Mengetahui hal tersebut, Sartini yang juga
Ketua Center of Excellent Fakultas Farmasi, Sartini menerankanselama ini menawarkan hand sanitizer ke wakil dekan dua di masing-masing fakultas, melalui chat pribadi dan menyebarkannya di grup WhatsApp.
Melihat fakta tersebut, sangat disayangkan bila hampir semua fakultas memilih menggunakan produk luar ketibang buatan sendiri, terlebih Dekan Fakultas Farmasi berkomitmen memproduksi bila ada permintaan.
“Idealnya begitu, fakultas pake produk kita. Kami siap distribusikan jika ada permintaan dari fakultas di Unhas,” ujarnya.

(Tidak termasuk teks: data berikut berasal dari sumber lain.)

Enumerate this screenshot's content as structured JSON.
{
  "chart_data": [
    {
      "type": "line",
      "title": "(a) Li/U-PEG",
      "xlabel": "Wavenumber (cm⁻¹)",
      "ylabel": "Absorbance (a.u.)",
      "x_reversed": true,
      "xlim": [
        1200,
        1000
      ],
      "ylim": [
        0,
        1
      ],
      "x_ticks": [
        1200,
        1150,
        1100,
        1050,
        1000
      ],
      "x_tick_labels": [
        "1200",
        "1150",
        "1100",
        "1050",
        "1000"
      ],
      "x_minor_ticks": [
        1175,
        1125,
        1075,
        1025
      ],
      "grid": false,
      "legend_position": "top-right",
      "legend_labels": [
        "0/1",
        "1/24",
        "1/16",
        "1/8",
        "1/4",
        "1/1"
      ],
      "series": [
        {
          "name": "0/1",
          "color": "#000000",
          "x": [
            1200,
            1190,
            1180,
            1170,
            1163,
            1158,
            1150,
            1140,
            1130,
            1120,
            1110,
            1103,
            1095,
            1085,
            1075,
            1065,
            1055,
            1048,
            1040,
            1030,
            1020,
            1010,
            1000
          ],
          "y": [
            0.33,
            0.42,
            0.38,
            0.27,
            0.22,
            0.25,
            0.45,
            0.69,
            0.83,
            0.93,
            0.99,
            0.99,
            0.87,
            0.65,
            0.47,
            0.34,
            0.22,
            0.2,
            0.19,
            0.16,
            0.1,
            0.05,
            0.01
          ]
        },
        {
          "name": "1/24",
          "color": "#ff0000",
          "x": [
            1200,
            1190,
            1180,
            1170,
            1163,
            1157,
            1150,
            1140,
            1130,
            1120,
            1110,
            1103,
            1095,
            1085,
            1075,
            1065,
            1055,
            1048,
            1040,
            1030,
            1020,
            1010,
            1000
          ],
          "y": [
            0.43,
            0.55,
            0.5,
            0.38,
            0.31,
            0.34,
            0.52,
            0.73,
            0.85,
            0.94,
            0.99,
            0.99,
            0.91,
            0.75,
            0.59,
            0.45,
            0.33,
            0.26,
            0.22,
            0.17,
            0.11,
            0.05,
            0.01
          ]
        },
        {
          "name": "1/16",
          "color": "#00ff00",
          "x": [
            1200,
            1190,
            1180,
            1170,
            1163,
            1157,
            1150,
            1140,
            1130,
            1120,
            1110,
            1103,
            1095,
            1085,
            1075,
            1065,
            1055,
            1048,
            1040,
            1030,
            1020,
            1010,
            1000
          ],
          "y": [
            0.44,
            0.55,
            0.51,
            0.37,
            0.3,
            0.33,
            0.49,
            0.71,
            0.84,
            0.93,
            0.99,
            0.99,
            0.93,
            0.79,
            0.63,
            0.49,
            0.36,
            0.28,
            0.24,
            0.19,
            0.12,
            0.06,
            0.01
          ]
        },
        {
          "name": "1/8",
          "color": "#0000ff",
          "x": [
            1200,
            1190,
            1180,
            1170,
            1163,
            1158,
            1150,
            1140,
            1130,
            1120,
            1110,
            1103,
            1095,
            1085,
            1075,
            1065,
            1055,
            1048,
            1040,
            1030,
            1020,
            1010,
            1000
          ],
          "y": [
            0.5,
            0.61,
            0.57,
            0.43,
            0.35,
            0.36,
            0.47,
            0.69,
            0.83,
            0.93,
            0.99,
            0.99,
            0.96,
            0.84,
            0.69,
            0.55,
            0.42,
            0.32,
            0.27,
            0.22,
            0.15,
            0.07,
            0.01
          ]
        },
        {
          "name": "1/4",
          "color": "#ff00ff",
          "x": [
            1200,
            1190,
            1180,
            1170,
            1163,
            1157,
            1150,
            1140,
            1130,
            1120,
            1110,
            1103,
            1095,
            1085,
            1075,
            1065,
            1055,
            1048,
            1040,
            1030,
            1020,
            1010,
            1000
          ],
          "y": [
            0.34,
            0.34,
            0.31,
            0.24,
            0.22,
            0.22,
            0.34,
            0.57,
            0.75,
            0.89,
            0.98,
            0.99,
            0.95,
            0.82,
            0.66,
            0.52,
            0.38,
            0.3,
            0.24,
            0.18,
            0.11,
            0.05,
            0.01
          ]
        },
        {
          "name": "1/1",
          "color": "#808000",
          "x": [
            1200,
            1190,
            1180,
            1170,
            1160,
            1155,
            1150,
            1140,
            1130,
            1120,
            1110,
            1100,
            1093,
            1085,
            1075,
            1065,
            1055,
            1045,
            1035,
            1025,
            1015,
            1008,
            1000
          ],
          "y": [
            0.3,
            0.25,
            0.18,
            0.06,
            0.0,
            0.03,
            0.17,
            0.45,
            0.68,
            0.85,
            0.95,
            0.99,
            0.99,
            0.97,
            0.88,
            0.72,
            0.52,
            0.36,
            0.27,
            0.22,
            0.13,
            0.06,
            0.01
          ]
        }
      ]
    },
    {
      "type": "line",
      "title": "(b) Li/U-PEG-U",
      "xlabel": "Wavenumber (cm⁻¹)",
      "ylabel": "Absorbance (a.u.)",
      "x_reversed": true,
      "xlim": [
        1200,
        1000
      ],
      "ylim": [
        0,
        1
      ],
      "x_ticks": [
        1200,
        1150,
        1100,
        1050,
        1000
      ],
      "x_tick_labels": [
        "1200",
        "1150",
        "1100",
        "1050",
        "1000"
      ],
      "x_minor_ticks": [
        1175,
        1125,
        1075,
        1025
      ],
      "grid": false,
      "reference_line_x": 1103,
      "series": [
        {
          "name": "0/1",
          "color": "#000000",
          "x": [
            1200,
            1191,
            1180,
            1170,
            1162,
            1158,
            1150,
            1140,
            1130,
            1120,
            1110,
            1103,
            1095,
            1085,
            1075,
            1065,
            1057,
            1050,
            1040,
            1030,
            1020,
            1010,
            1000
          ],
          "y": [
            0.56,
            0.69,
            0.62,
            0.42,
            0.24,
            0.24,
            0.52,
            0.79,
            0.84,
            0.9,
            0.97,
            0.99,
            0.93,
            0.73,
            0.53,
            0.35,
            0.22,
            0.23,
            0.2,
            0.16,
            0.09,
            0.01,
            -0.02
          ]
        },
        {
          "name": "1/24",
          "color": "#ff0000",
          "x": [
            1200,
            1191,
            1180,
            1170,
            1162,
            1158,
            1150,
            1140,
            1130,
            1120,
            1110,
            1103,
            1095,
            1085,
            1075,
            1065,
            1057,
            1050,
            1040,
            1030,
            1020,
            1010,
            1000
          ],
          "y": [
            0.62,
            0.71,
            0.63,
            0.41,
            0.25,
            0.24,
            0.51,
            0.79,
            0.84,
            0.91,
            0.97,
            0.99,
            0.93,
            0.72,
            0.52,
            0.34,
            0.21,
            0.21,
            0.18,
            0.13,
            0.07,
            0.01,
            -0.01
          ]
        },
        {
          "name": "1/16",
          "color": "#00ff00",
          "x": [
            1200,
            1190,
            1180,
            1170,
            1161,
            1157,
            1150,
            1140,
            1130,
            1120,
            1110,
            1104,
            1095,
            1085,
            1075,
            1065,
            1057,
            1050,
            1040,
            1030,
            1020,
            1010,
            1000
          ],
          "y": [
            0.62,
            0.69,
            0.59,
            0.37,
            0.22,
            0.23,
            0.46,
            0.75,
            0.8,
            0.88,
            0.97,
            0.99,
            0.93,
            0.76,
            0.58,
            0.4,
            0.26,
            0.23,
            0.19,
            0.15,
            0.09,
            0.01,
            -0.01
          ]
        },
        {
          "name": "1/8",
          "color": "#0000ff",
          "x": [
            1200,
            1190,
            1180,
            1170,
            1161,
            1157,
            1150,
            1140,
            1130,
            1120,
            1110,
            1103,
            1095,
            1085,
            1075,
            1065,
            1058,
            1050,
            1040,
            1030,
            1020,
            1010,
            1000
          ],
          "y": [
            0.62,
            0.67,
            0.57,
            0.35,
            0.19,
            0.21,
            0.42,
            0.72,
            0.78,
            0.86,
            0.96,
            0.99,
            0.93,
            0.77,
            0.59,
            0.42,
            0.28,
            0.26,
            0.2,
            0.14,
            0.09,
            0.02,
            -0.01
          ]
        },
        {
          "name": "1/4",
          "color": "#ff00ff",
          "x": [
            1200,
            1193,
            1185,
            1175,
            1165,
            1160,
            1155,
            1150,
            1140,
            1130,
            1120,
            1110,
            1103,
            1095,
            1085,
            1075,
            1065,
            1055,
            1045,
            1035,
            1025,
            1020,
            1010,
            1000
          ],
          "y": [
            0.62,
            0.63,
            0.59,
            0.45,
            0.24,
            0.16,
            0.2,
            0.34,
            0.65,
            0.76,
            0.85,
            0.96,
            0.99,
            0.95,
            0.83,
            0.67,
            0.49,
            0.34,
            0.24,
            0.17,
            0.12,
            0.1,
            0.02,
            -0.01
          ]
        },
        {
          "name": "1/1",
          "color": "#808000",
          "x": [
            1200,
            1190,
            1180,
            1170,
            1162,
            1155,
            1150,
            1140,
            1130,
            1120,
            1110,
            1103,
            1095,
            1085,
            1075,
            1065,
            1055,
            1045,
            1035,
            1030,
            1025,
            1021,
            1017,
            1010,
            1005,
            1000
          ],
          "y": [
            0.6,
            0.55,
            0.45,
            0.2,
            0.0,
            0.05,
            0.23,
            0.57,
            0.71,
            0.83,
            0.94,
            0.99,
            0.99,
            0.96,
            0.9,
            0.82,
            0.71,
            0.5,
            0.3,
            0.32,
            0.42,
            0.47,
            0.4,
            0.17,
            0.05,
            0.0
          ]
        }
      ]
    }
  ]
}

Fakultas Farmasi sendiri memiliki Center of Excellent, tempat memproduksi berbagai macam produk inovasi hasil penelitian dosen. Di situ pula hand sanitizer dibuat. Cairan yang diproduksi ada liquid dan gel. Untuk pembuatan hand sanitizer berjenis liquid, dibutuhkan waktu beberapa jam, sedangkan gel menghabiskan waktu sampai 24 jam.
Sedangkan ukuran dan harga yang ditawarkan farmasi hampir sama dengan di pasaran. Mulai ukuran 500 ml, dijual seharga 70 ribu, ukuran 5 liter dalam bentuk cair 350 ribu, dan gel 400 ribu. Ke depan, farmasi berencana menjual bebas produknya, namun saat ini dikatakan Subehan, masih terkendala izin. Pasalnya untuk memasarkan, farmasi harus melewati berbagai uji kelayakan.
“Kita ingin komersialisasi, tapi itukan butuh izin. Syaratnya perlu bangunan khusus yang memenuhi standar. Alur produksinya harus jelas, supaya tidak terkontaminasi bahan satu dan lainnya,” pungkasnya.